Students benefit from curriculum that gives them the opportunity to connect their own experiences and background knowledge to overarching themes, which then helps them transfer information to create a strong foundation to build upon. It is important that lessons focus on the four literacy domains—listening, reading, speaking, and writing—in addition to vocabulary and grammar in order to provide a well-rounded educational experience for all students. Furthermore, students benefit the most when their lessons include words and concepts that are scaffolded and recycled to help them connect literacy concepts, as well as words and information, between different subject areas, such as math, science, social studies, music, and art.
Oftentimes, striving readers are able to understand English verbally before they can understand printed texts. Audio components provide models of pronunciation and inflection for students to hear as they are learning English and literacy concepts. This allows students who are striving readers to have the support they need in order to fully comprehend a text as they follow along and pick up additional words and concepts as they listen.

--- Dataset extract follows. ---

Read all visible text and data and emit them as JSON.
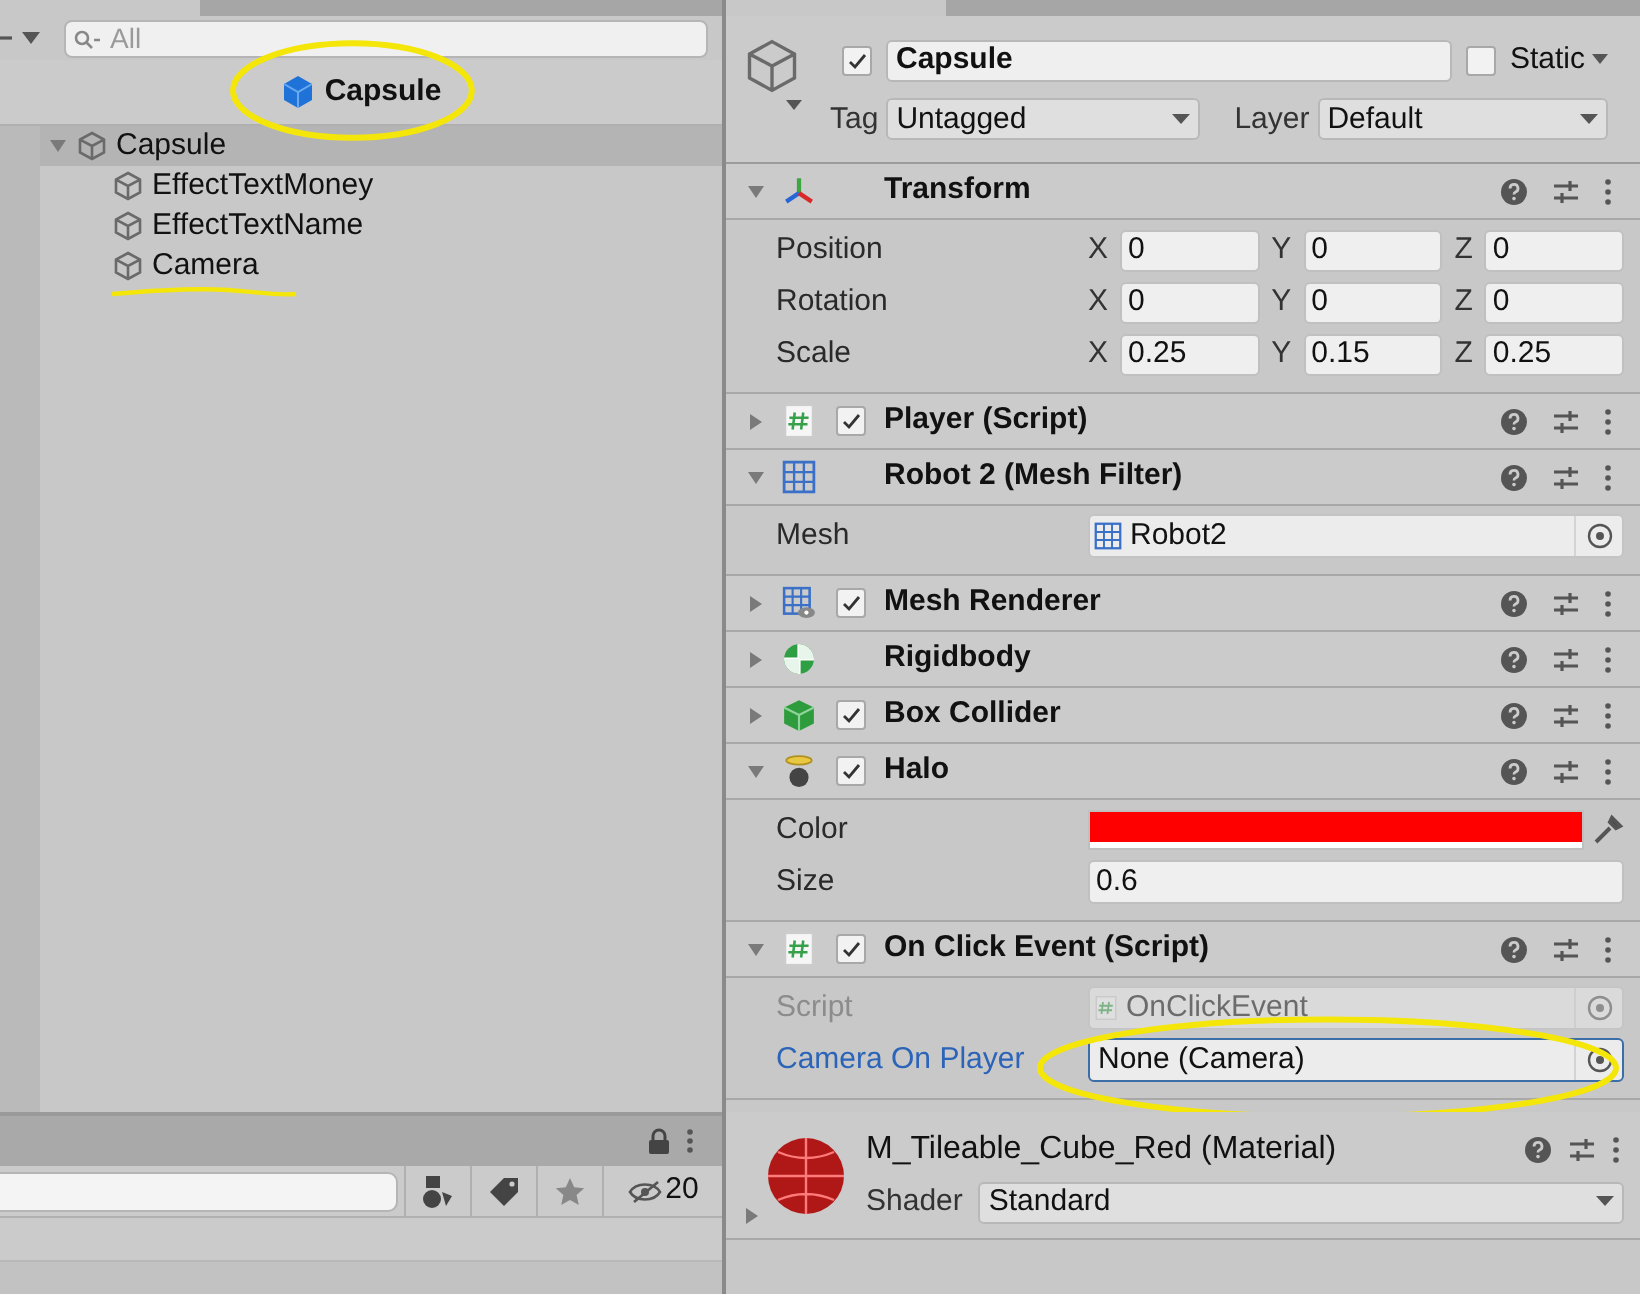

Other supporting materials, such as checklists and modeled answers for writing, give students extra support to close any learning gaps they may have. Periodic check-ins can provide teachers with data on student progress and on areas where additional support or reteaching is needed prior to any formal assessment.
With these tools and strategies in mind, Vista has developed two programs for English/multilingual learners and striving readers to ensure that students have a strong foundation in English and literacy as they progress through school. The Connect program, for students in grades K-6, and the Bridges program, for students in grades 6-8, give students the opportunity to reach their language and literacy goals and close achievement gaps before they even have a chance to open.